The Home Missions Leadership Conference’s Collaborative Ministry Development Initiative, which will be administered by Father Cavalier and the Congar Institute, offers full-service consultations for home mission dioceses.

One of the first steps of Father Cavalier was to identify people in the communities participating in the Home Missions Leadership Conference who have skills and expertise that could help in the formation of lay ecclesial ministers.

He has a list of about 100 people he can use as a resource, Father Cavalier said. “That’s a strength of the project.”

If invited by a diocese to do a consultation, Father Cavalier and others will do an inventory of all programs and resources a diocese has for lay ecclesial ministry formation, he said.

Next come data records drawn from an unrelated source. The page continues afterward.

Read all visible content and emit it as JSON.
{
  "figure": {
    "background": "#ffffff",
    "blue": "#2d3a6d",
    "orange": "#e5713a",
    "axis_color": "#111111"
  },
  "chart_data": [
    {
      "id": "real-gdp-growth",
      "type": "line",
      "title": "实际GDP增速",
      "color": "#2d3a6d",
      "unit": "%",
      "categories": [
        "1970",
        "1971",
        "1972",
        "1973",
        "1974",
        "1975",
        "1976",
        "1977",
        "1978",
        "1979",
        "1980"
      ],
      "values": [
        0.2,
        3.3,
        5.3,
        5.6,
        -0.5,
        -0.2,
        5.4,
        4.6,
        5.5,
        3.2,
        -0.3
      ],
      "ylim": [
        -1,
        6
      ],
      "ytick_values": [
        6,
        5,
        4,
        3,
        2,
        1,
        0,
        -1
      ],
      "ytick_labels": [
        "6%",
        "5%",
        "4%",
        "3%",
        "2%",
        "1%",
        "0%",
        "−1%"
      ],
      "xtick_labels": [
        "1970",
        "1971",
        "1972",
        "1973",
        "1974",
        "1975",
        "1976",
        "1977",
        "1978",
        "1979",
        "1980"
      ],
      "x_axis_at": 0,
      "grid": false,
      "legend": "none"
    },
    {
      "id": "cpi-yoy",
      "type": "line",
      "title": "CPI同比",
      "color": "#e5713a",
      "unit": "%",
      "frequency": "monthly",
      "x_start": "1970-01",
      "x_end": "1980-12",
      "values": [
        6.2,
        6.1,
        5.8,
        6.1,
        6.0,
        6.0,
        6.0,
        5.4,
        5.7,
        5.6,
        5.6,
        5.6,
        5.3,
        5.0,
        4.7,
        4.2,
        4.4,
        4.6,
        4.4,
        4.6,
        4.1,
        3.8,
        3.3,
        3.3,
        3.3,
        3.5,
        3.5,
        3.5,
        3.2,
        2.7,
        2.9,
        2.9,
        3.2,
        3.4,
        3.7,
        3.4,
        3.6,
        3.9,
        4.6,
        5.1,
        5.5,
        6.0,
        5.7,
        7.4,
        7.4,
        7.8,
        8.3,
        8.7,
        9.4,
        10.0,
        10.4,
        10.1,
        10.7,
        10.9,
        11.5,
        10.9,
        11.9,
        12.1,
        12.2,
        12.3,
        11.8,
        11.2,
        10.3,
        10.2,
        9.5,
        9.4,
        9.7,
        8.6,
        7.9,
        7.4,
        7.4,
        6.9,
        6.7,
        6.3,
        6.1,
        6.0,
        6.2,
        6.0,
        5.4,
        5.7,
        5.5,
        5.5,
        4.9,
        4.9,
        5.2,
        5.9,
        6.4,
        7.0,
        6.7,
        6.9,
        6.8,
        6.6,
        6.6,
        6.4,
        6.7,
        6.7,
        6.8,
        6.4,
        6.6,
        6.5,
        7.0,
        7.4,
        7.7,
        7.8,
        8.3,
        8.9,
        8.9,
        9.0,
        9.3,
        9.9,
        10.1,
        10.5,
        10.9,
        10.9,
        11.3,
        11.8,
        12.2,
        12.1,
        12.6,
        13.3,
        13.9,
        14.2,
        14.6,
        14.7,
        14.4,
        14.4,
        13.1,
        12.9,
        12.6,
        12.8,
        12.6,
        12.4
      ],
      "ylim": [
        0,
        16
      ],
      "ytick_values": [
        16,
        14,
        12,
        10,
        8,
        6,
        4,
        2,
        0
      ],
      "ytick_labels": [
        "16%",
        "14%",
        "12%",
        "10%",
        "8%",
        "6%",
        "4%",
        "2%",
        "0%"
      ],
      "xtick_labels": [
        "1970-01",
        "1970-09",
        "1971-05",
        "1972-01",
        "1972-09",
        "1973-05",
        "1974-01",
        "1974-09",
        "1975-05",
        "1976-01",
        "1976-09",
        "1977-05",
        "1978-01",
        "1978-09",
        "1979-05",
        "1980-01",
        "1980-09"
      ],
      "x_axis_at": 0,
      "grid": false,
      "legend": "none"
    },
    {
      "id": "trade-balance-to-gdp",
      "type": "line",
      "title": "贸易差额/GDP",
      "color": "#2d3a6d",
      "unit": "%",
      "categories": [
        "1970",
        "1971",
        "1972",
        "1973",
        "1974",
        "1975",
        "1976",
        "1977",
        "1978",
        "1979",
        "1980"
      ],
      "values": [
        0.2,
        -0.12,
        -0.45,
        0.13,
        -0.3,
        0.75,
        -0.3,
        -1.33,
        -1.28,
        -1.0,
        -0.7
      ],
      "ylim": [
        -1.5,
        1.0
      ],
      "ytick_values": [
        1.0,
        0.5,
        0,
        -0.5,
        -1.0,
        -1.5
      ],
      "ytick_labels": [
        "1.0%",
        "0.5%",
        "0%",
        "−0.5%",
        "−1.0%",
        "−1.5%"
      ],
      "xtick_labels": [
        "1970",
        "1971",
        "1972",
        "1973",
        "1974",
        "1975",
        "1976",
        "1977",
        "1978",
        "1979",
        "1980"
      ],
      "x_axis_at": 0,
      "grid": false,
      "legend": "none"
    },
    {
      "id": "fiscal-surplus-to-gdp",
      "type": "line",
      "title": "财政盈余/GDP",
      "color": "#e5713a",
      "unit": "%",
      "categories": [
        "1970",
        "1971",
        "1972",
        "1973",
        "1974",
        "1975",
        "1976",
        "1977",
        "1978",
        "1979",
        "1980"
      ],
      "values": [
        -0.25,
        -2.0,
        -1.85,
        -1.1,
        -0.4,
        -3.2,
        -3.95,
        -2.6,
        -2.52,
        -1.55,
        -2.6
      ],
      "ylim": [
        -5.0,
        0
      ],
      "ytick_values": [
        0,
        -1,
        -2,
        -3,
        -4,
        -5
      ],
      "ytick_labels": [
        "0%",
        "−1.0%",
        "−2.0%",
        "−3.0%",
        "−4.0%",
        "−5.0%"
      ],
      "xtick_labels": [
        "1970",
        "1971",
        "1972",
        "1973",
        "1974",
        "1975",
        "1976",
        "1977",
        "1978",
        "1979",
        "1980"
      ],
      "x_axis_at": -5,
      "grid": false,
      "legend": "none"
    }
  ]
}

The next step is to identify the gaps in formation, Father Cavalier said, and recommend a plan to fill those gaps, using existing programs if they are available.

“We want it to be an organized response in that diocese,” Father Cavalier said, “a plan that meets the specific needs of that diocese.”

One of the institute’s first consultations has been with the Diocese of Salt Lake City, which is facing booming growth in the Catholic population but a shortage of priests and religious.

“In the 1950s we had as many as 200 sisters in the diocese,” working in hospitals, schools and parishes, said Susan Cook Northway, diocesan director of religious education. “They were doing the evangelizing and catechesis in this diocese. There aren’t sisters to replace them.”

So the diocese is looking to lay people to fill those leadership roles in ministry, Northway said.

The diocese recently completed its first year in a new lay ecclesial ministry formation program in collaboration with the Satellite Theological Education Program through the University of Notre Dame’s Office of Church Life.

The program offers online training, which is a huge advantage in the Salt Lake City Diocese, which covers the entire state of Utah, Northway said. “We’re so far apart, it’s hard for people to commit” to traveling several hours each weekend for training, she said.

Using the internet, the 31 people in the program can receive instruction in their homes from experts around the country, Northway explained.

“We hope this is a core of leadership that will help where they’re needed and be able to train other people and put together plans for parishes in collaboration with the pastors and the deacons,” Northway said.

The diocese is hopeful the Congar Institute can help with specific advice on how to integrate lay ecclesial ministers in parishes already being served by priests and deacons, Northway said. “I think they’ll give us helpful advice.”